Thompson’s second prediction was “Remote Work Will Increase
Free-Agent Entrepreneurship,” including employees having new “emotional
relationships with colleagues” as “many white-collar companies have become
virtual group chats punctuated by Zooms,” problematic since “online
communications can be a minefield for mutual understanding.” That takes coworkers out of their special
category, since “at the kitchen counter, hunched over your computer, you are as
close to the people and communities on LinkedIn, Twitter, and Instagram as you
are to the Slack messages and chats of your bosses and colleagues.” Accordingly, “more Americans may take on side
gigs and even start their own companies,” as they want to profit from being
alone. Against that, companies, in the
footsteps of IBM and Yahoo, may rush back to offices once the threat of the
virus is way down, with the variation in home work caused, as it was in the
past few decades, by the choices of employers, some of whom “were, just seven
months ago, outfitting their offices with the finest sushi bars, yoga rooms,
and massage rooms.”
Third, “A Superstar-City Exodus Will Reshape American
Politics.” The author’s idea there was
that Democrats might become less concentrated in large cities and on the
coasts, leading to less of a gap between electoral-college and popular-vote
outcomes. I suspect this won’t have that
effect, since most movements will be made either within states, to neighboring
ones with similar political tendencies (for example, New Jersey or Connecticut
instead of New York City), or to already solid-blue college towns. For this prediction to come through, telework
would need to be common enough that people would not care where they lived,
even after anticipating possibly needing to be rehired, and would actually move
into states with generally opposite political currents.

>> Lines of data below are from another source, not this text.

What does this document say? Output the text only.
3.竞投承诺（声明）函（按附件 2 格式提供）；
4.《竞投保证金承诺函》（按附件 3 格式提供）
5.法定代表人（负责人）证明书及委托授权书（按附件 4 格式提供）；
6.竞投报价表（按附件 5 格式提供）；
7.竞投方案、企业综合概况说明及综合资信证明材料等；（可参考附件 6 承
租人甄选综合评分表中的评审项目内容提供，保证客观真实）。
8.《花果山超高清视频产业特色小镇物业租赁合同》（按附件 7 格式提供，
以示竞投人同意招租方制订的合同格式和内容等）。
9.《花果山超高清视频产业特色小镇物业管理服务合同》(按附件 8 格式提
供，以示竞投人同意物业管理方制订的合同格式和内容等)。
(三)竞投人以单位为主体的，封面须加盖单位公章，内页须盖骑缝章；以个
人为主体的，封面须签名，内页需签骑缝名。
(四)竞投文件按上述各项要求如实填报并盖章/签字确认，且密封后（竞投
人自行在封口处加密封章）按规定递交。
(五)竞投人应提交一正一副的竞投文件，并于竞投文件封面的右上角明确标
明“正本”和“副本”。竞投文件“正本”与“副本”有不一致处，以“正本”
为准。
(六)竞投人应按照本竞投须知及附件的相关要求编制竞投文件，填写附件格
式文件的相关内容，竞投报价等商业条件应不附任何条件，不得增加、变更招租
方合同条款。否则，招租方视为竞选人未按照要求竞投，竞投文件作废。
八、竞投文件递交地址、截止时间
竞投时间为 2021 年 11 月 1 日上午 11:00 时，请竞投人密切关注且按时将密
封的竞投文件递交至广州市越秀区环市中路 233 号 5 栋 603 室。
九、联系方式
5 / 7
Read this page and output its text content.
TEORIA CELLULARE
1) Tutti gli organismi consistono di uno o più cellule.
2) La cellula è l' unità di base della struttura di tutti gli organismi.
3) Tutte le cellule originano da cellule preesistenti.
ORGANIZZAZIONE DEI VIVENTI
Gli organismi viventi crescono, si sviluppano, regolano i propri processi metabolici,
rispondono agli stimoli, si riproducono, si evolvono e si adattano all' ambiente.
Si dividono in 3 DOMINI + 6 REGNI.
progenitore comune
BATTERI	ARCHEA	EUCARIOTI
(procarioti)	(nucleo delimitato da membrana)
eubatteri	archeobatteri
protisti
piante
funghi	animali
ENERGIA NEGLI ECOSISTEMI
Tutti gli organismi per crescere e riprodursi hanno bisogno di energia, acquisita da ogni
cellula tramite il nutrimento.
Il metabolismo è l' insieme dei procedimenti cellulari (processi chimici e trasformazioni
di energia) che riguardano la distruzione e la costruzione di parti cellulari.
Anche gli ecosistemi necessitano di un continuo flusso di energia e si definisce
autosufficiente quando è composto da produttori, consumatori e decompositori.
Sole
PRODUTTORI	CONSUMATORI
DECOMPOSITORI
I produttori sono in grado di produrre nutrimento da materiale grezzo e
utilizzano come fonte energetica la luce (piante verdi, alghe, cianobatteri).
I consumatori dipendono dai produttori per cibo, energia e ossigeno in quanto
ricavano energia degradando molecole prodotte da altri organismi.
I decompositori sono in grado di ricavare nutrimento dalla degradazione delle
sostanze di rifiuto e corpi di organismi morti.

In all three of these outcomes, Thompson acknowledged that a
vaccine being distributed early next year could blunt them. “Still, even a moderate increase in remote
work could lead to fundamental changes,” as those employees will allocate more
money and online community time at home, and will be at least slightly more
likely to relocate. There will, though,
be backlashes and countertrends which we cannot forecast with any accuracy. In all, Yogi Berra was right when he said,
“it’s tough to make predictions, especially about the future.”